Сергей Генрихович с медвежьей прыткостью сбегал по лестнице, насмешливо здороваясь со встречными, и вскоре оказался во дворике. Снег уже сошел с цветочных клумб и растаял вокруг скамеек. В глубине двора под столетними липами молчал заколоченный досками фонтан. Курящие студенты жмурились от дыма и яркого солнца. Продолжая улыбаться и здороваться, Сергей Генрихович свернул за угол здания и направился к гаражу, где, помимо ректорской «Волги», ютились «москвич»-пикап, ежедневно привозивший в буфет запас продуктов, а также грузовик ГАЗ-51 для разных хозяйственных нужд вуза. Нужно было договориться с водителем Николаем Андреичем о перевозке дивана, который Тагерт собирался купить в мебельном на Первомайской.

Николай Андреич Клименюк работал шофером с допотопных времен, когда руль приделывали к динозаврам. Длинный, сутулый, седой, с красными обветренными щеками, Николай Андреич казался Тагерту эталоном народного здравомыслия. Он никогда не смеялся и не выглядел слишком серьезным. В гараже пахло мазутом и новой резиной. Клименюк ветошью протирал стекло кабины «москвича».

– Как дела, Николай Андреич?

– У меня – как в стране, – отвечал шофер, не прекращая работы.

– Это, стало быть, как?

– Хорошо на букву «хэ». Другие буквы называть не буду, чтоб ты не огорчался.

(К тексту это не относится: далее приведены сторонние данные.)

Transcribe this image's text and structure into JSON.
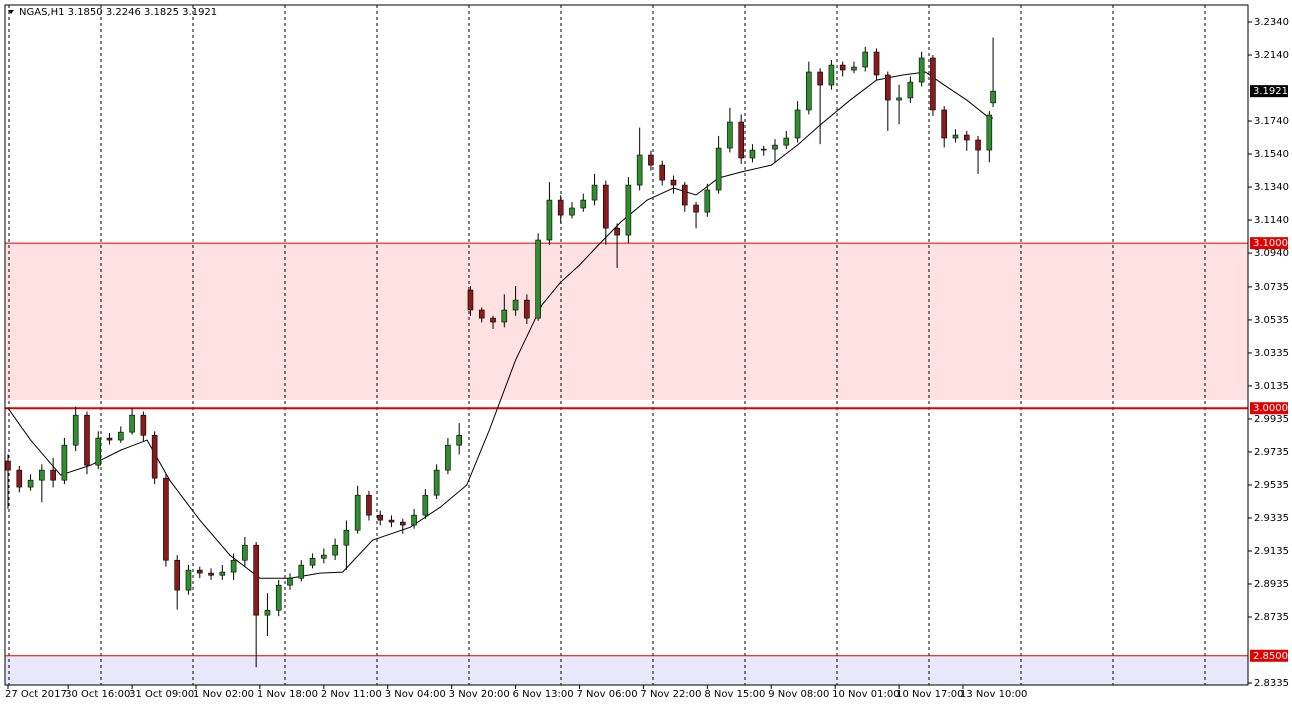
{
  "chart_data": {
    "type": "candlestick",
    "title": "NGAS,H1  3.1850 3.2246 3.1825 3.1921",
    "bull_color": "#2f8f2f",
    "bear_color": "#8b1a1a",
    "wick_color": "#000000",
    "xlim": [
      -0.8,
      329.8
    ],
    "ylim": [
      2.8323,
      3.2443
    ],
    "xticks": [
      {
        "value": 0,
        "label": "27 Oct 2017"
      },
      {
        "value": 16,
        "label": "30 Oct 16:00"
      },
      {
        "value": 33,
        "label": "31 Oct 09:00"
      },
      {
        "value": 50,
        "label": "1 Nov 02:00"
      },
      {
        "value": 67,
        "label": "1 Nov 18:00"
      },
      {
        "value": 84,
        "label": "2 Nov 11:00"
      },
      {
        "value": 101,
        "label": "3 Nov 04:00"
      },
      {
        "value": 118,
        "label": "3 Nov 20:00"
      },
      {
        "value": 135,
        "label": "6 Nov 13:00"
      },
      {
        "value": 152,
        "label": "7 Nov 06:00"
      },
      {
        "value": 169,
        "label": "7 Nov 22:00"
      },
      {
        "value": 186,
        "label": "8 Nov 15:00"
      },
      {
        "value": 203,
        "label": "9 Nov 08:00"
      },
      {
        "value": 220,
        "label": "10 Nov 01:00"
      },
      {
        "value": 237,
        "label": "10 Nov 17:00"
      },
      {
        "value": 254,
        "label": "13 Nov 10:00"
      }
    ],
    "yticks": [
      {
        "value": 3.234,
        "label": "3.2340"
      },
      {
        "value": 3.214,
        "label": "3.2140"
      },
      {
        "value": 3.174,
        "label": "3.1740"
      },
      {
        "value": 3.154,
        "label": "3.1540"
      },
      {
        "value": 3.134,
        "label": "3.1340"
      },
      {
        "value": 3.114,
        "label": "3.1140"
      },
      {
        "value": 3.094,
        "label": "3.0940"
      },
      {
        "value": 3.0735,
        "label": "3.0735"
      },
      {
        "value": 3.0535,
        "label": "3.0535"
      },
      {
        "value": 3.0335,
        "label": "3.0335"
      },
      {
        "value": 3.0135,
        "label": "3.0135"
      },
      {
        "value": 2.9935,
        "label": "2.9935"
      },
      {
        "value": 2.9735,
        "label": "2.9735"
      },
      {
        "value": 2.9535,
        "label": "2.9535"
      },
      {
        "value": 2.9335,
        "label": "2.9335"
      },
      {
        "value": 2.9135,
        "label": "2.9135"
      },
      {
        "value": 2.8935,
        "label": "2.8935"
      },
      {
        "value": 2.8735,
        "label": "2.8735"
      },
      {
        "value": 2.8335,
        "label": "2.8335"
      }
    ],
    "zones": [
      {
        "from": 3.005,
        "to": 3.1,
        "color": "#ffe1e1"
      },
      {
        "from": 2.8323,
        "to": 2.85,
        "color": "#e8e8fa"
      }
    ],
    "levels": [
      {
        "value": 3.1,
        "label": "3.1000",
        "color": "#e00000",
        "width": 1
      },
      {
        "value": 3.0,
        "label": "3.0000",
        "color": "#e00000",
        "width": 2
      },
      {
        "value": 2.85,
        "label": "2.8500",
        "color": "#e00000",
        "width": 1
      }
    ],
    "current_price": {
      "value": 3.1921,
      "label": "3.1921"
    },
    "x": [
      0,
      3,
      6,
      9,
      12,
      15,
      18,
      21,
      24,
      27,
      30,
      33,
      36,
      39,
      42,
      45,
      48,
      51,
      54,
      57,
      60,
      63,
      66,
      69,
      72,
      75,
      78,
      81,
      84,
      87,
      90,
      93,
      96,
      99,
      102,
      105,
      108,
      111,
      114,
      117,
      120,
      123,
      126,
      129,
      132,
      135,
      138,
      141,
      144,
      147,
      150,
      153,
      156,
      159,
      162,
      165,
      168,
      171,
      174,
      177,
      180,
      183,
      186,
      189,
      192,
      195,
      198,
      201,
      204,
      207,
      210,
      213,
      216,
      219,
      222,
      225,
      228,
      231,
      234,
      237,
      240,
      243,
      246,
      249,
      252,
      255,
      258,
      261,
      262
    ],
    "open": [
      2.968,
      2.9625,
      2.9522,
      2.9564,
      2.9625,
      2.9564,
      2.9776,
      2.9958,
      2.9655,
      2.9819,
      2.9807,
      2.9855,
      2.9958,
      2.9836,
      2.9576,
      2.9079,
      2.8898,
      2.9019,
      2.9001,
      2.8988,
      2.9007,
      2.9079,
      2.917,
      2.8746,
      2.8776,
      2.8928,
      2.897,
      2.9049,
      2.9091,
      2.911,
      2.917,
      2.9261,
      2.9473,
      2.9352,
      2.9322,
      2.931,
      2.9292,
      2.9352,
      2.9473,
      2.9625,
      2.9776,
      3.0716,
      3.0595,
      3.0546,
      3.0522,
      3.0595,
      3.0655,
      3.0546,
      3.1019,
      3.1261,
      3.117,
      3.1213,
      3.1261,
      3.1352,
      3.1091,
      3.1049,
      3.1352,
      3.1534,
      3.1473,
      3.1382,
      3.1352,
      3.1231,
      3.1188,
      3.1322,
      3.1576,
      3.1734,
      3.1516,
      3.1564,
      3.157,
      3.1594,
      3.1637,
      3.1807,
      3.2037,
      3.1958,
      3.2079,
      3.2049,
      3.2067,
      3.2158,
      3.2019,
      3.1867,
      3.188,
      3.1976,
      3.2122,
      3.1807,
      3.1637,
      3.1655,
      3.1625,
      3.1564,
      3.185
    ],
    "high": [
      2.972,
      2.965,
      2.96,
      2.966,
      2.97,
      2.982,
      3.001,
      2.998,
      2.986,
      2.985,
      2.989,
      3.0,
      2.998,
      2.986,
      2.96,
      2.911,
      2.905,
      2.904,
      2.903,
      2.905,
      2.912,
      2.922,
      2.919,
      2.888,
      2.896,
      2.9,
      2.908,
      2.912,
      2.915,
      2.921,
      2.932,
      2.953,
      2.95,
      2.938,
      2.935,
      2.933,
      2.939,
      2.951,
      2.966,
      2.982,
      2.991,
      3.074,
      3.061,
      3.056,
      3.069,
      3.074,
      3.069,
      3.106,
      3.137,
      3.129,
      3.125,
      3.13,
      3.142,
      3.138,
      3.112,
      3.14,
      3.17,
      3.156,
      3.15,
      3.141,
      3.137,
      3.125,
      3.136,
      3.165,
      3.182,
      3.178,
      3.16,
      3.159,
      3.163,
      3.168,
      3.186,
      3.21,
      3.206,
      3.211,
      3.21,
      3.21,
      3.219,
      3.218,
      3.204,
      3.196,
      3.201,
      3.216,
      3.214,
      3.183,
      3.169,
      3.168,
      3.165,
      3.18,
      3.2246
    ],
    "low": [
      2.939,
      2.949,
      2.95,
      2.943,
      2.952,
      2.954,
      2.974,
      2.96,
      2.963,
      2.978,
      2.979,
      2.984,
      2.98,
      2.954,
      2.904,
      2.878,
      2.887,
      2.897,
      2.896,
      2.896,
      2.896,
      2.904,
      2.843,
      2.862,
      2.874,
      2.89,
      2.895,
      2.903,
      2.906,
      2.908,
      2.902,
      2.924,
      2.932,
      2.929,
      2.928,
      2.924,
      2.927,
      2.933,
      2.945,
      2.96,
      2.972,
      3.056,
      3.052,
      3.048,
      3.049,
      3.056,
      3.051,
      3.053,
      3.099,
      3.112,
      3.115,
      3.119,
      3.123,
      3.099,
      3.085,
      3.1,
      3.132,
      3.144,
      3.135,
      3.13,
      3.119,
      3.109,
      3.116,
      3.13,
      3.155,
      3.148,
      3.149,
      3.153,
      3.149,
      3.157,
      3.161,
      3.178,
      3.16,
      3.193,
      3.201,
      3.203,
      3.204,
      3.199,
      3.168,
      3.172,
      3.185,
      3.195,
      3.177,
      3.158,
      3.161,
      3.156,
      3.142,
      3.149,
      3.1825
    ],
    "close": [
      2.9625,
      2.9522,
      2.9564,
      2.9625,
      2.9564,
      2.9776,
      2.9958,
      2.9655,
      2.9819,
      2.9807,
      2.9855,
      2.9958,
      2.9836,
      2.9576,
      2.9079,
      2.8898,
      2.9019,
      2.9001,
      2.8988,
      2.9007,
      2.9079,
      2.917,
      2.8746,
      2.8776,
      2.8928,
      2.897,
      2.9049,
      2.9091,
      2.911,
      2.917,
      2.9261,
      2.9473,
      2.9352,
      2.9322,
      2.931,
      2.9292,
      2.9352,
      2.9473,
      2.9625,
      2.9776,
      2.9836,
      3.0595,
      3.0546,
      3.0522,
      3.0595,
      3.0655,
      3.0546,
      3.1019,
      3.1261,
      3.117,
      3.1213,
      3.1261,
      3.1352,
      3.1091,
      3.1049,
      3.1352,
      3.1534,
      3.1473,
      3.1382,
      3.1352,
      3.1231,
      3.1188,
      3.1322,
      3.1576,
      3.1734,
      3.1516,
      3.1564,
      3.157,
      3.1594,
      3.1637,
      3.1807,
      3.2037,
      3.1958,
      3.2079,
      3.2049,
      3.2067,
      3.2158,
      3.2019,
      3.1867,
      3.188,
      3.1976,
      3.2122,
      3.1807,
      3.1637,
      3.1655,
      3.1625,
      3.1564,
      3.1776,
      3.1921
    ],
    "moving_average": {
      "color": "#000000",
      "x": [
        0,
        6,
        14,
        22,
        30,
        37,
        43,
        51,
        59,
        67,
        75,
        83,
        89,
        97,
        107,
        115,
        122,
        128,
        135,
        142,
        147,
        152,
        157,
        163,
        170,
        177,
        183,
        189,
        195,
        203,
        210,
        216,
        224,
        231,
        238,
        244,
        249,
        255,
        261,
        262
      ],
      "values": [
        3.0,
        2.9807,
        2.9595,
        2.9655,
        2.9746,
        2.9807,
        2.9564,
        2.9322,
        2.911,
        2.897,
        2.897,
        2.9001,
        2.9007,
        2.9201,
        2.9279,
        2.9401,
        2.9534,
        2.9867,
        3.0292,
        3.0625,
        3.0764,
        3.0867,
        3.0988,
        3.1128,
        3.1261,
        3.1334,
        3.1292,
        3.1395,
        3.1431,
        3.1473,
        3.1595,
        3.1716,
        3.1867,
        3.1988,
        3.2019,
        3.2037,
        3.1958,
        3.1867,
        3.1758,
        3.1758
      ]
    }
  }
}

Фразу про страну Николай Андреич произносил при каждой встрече. В этой фразе была сдержанная жалоба на личные трудности и краткий анализ политической обстановки. Что дела в стране нехороши, даже не обсуждалось. Сговорились перевозить мебель между майскими праздниками, оставалось найти и купить диван.

Весенний ветер метался по переулкам, спотыкаясь о тополя и липы Немецкой слободы. Несколько студентов, прогуливавших пары, стояли у распахнутого «форда» и слушали громкую музыку. Сделав показательно-укоризненное лицо, доцент прошествовал мимо. Студенты поздоровались, перекрикивая песню. Пара лиц была знакома Тагерту, но подходить с расспросами и замечаниями он не стал. В конце концов, у студентов тоже могло быть окно стараниями Вероники, а если и нет, прогуливали они не латынь. Не хотелось расплескать то ощущение всепобеждающей удачи, в котором он находился с самого утра. В чем заключалась эта удача, Тагерт сам не понимал. Может, в том, как ловко ему удалось победить на паре равнодушие слушателей, может, в согласии Николая Андреича, но вероятнее всего – в той беспричинной взаимной любви к жизни, которая случается только у молодых.

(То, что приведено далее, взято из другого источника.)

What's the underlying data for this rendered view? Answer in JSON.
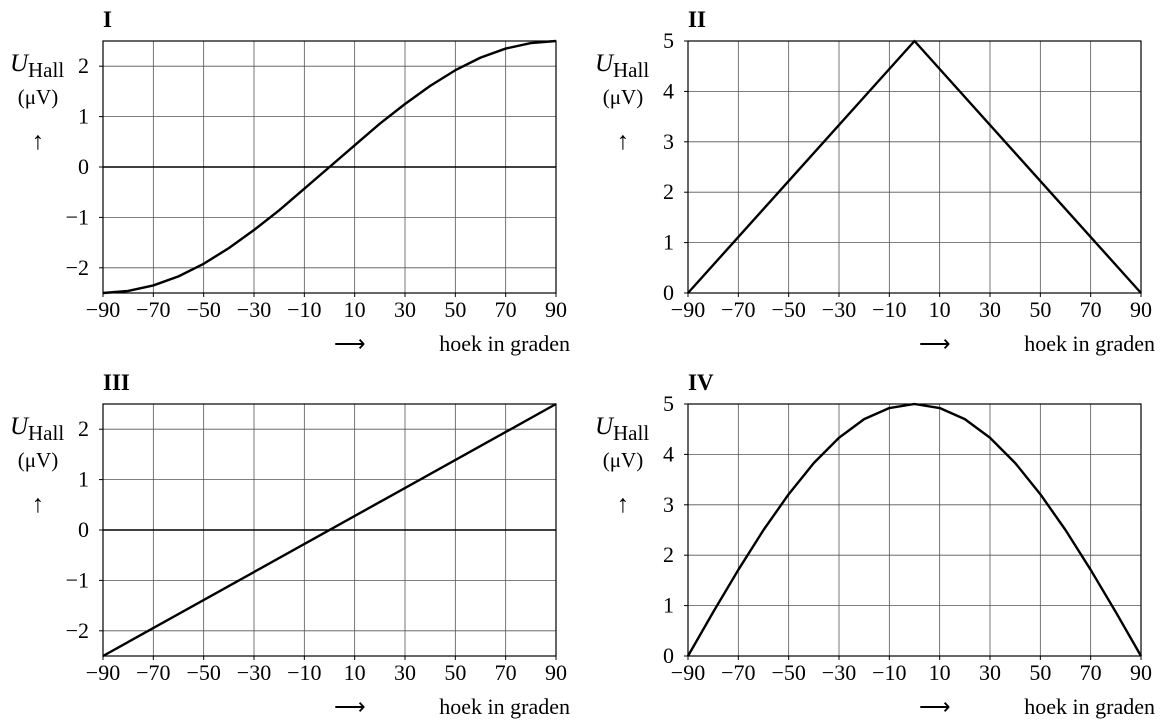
{
  "chart_data": [
    {
      "type": "line",
      "title": "I",
      "ylabel": "U",
      "ylabel_sub": "Hall",
      "yunit": "(μV)",
      "yarrow": "↑",
      "xlabel_arrow": "⟶",
      "xlabel": "hoek in graden",
      "xlim": [
        -90,
        90
      ],
      "ylim": [
        -2.5,
        2.5
      ],
      "xticks": [
        -90,
        -70,
        -50,
        -30,
        -10,
        10,
        30,
        50,
        70,
        90
      ],
      "xtick_labels": [
        "−90",
        "−70",
        "−50",
        "−30",
        "−10",
        "10",
        "30",
        "50",
        "70",
        "90"
      ],
      "yticks": [
        -2,
        -1,
        0,
        1,
        2
      ],
      "ytick_labels": [
        "−2",
        "−1",
        "0",
        "1",
        "2"
      ],
      "zero_line": true,
      "x": [
        -90,
        -80,
        -70,
        -60,
        -50,
        -40,
        -30,
        -20,
        -10,
        0,
        10,
        20,
        30,
        40,
        50,
        60,
        70,
        80,
        90
      ],
      "y": [
        -2.5,
        -2.46,
        -2.35,
        -2.17,
        -1.92,
        -1.61,
        -1.25,
        -0.86,
        -0.43,
        0,
        0.43,
        0.86,
        1.25,
        1.61,
        1.92,
        2.17,
        2.35,
        2.46,
        2.5
      ]
    },
    {
      "type": "line",
      "title": "II",
      "ylabel": "U",
      "ylabel_sub": "Hall",
      "yunit": "(μV)",
      "yarrow": "↑",
      "xlabel_arrow": "⟶",
      "xlabel": "hoek in graden",
      "xlim": [
        -90,
        90
      ],
      "ylim": [
        0,
        5
      ],
      "xticks": [
        -90,
        -70,
        -50,
        -30,
        -10,
        10,
        30,
        50,
        70,
        90
      ],
      "xtick_labels": [
        "−90",
        "−70",
        "−50",
        "−30",
        "−10",
        "10",
        "30",
        "50",
        "70",
        "90"
      ],
      "yticks": [
        0,
        1,
        2,
        3,
        4,
        5
      ],
      "ytick_labels": [
        "0",
        "1",
        "2",
        "3",
        "4",
        "5"
      ],
      "zero_line": false,
      "x": [
        -90,
        0,
        90
      ],
      "y": [
        0,
        5,
        0
      ]
    },
    {
      "type": "line",
      "title": "III",
      "ylabel": "U",
      "ylabel_sub": "Hall",
      "yunit": "(μV)",
      "yarrow": "↑",
      "xlabel_arrow": "⟶",
      "xlabel": "hoek in graden",
      "xlim": [
        -90,
        90
      ],
      "ylim": [
        -2.5,
        2.5
      ],
      "xticks": [
        -90,
        -70,
        -50,
        -30,
        -10,
        10,
        30,
        50,
        70,
        90
      ],
      "xtick_labels": [
        "−90",
        "−70",
        "−50",
        "−30",
        "−10",
        "10",
        "30",
        "50",
        "70",
        "90"
      ],
      "yticks": [
        -2,
        -1,
        0,
        1,
        2
      ],
      "ytick_labels": [
        "−2",
        "−1",
        "0",
        "1",
        "2"
      ],
      "zero_line": true,
      "x": [
        -90,
        90
      ],
      "y": [
        -2.5,
        2.5
      ]
    },
    {
      "type": "line",
      "title": "IV",
      "ylabel": "U",
      "ylabel_sub": "Hall",
      "yunit": "(μV)",
      "yarrow": "↑",
      "xlabel_arrow": "⟶",
      "xlabel": "hoek in graden",
      "xlim": [
        -90,
        90
      ],
      "ylim": [
        0,
        5
      ],
      "xticks": [
        -90,
        -70,
        -50,
        -30,
        -10,
        10,
        30,
        50,
        70,
        90
      ],
      "xtick_labels": [
        "−90",
        "−70",
        "−50",
        "−30",
        "−10",
        "10",
        "30",
        "50",
        "70",
        "90"
      ],
      "yticks": [
        0,
        1,
        2,
        3,
        4,
        5
      ],
      "ytick_labels": [
        "0",
        "1",
        "2",
        "3",
        "4",
        "5"
      ],
      "zero_line": false,
      "x": [
        -90,
        -80,
        -70,
        -60,
        -50,
        -40,
        -30,
        -20,
        -10,
        0,
        10,
        20,
        30,
        40,
        50,
        60,
        70,
        80,
        90
      ],
      "y": [
        0,
        0.87,
        1.71,
        2.5,
        3.21,
        3.83,
        4.33,
        4.7,
        4.92,
        5,
        4.92,
        4.7,
        4.33,
        3.83,
        3.21,
        2.5,
        1.71,
        0.87,
        0
      ]
    }
  ]
}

Идя к метро, Тагерт с удовольствием вспоминал прошедшую пару. Началась она не слишком хорошо. Аудитория, заполненная людьми, была пуста. Три студента задумчиво смотрели в окно, в задних рядах рисовали и обменивались записками. По-настоящему присутствовала на занятии только Альбина Хайруллина, вслух спрягавшая неправильный глагол ferre[2]. Кашлянув, Тагерт громко обратился к студентам, телесно населявшим двадцать седьмую аудиторию:

– Дамы и господа. Простите, что отвлекаю. Позвольте предложить вам задачку из римского права. Вам не нужно знать никаких римских законов или преторского эдикта, тут нет никакого коварства.

– Как же, нет коварства. Как такое возможно? – протянул Литваковский, главный шутник восьмой группы.

Смех вернул студентов в аудиторию. Все глаза были устремлены на доцента.

– Итак, – торжественно протянул он и сделал паузу, чтобы интерес слушателей напитал выжидательную тишину. – В городе Медиолане[3] умер богатый патриций. Ему принадлежали поместья в Лации, на Сицилии, в Иллирии, особняки в Медиолане и в Риме, два корабля, тысячи голов скота и великое множество рабов. В числе этих рабов были двое: кузнец Стих и брадобрей Филон…

Имя «Филон» многих рассмешило.

– …Именно здесь следует сосредоточить внимание, – строго сказал Тагерт и мелом вывел на доске «кузнец Стих» и «брадобрей Филон».

Известковые искорки выбрызгивали с каждым ударом мела по доске.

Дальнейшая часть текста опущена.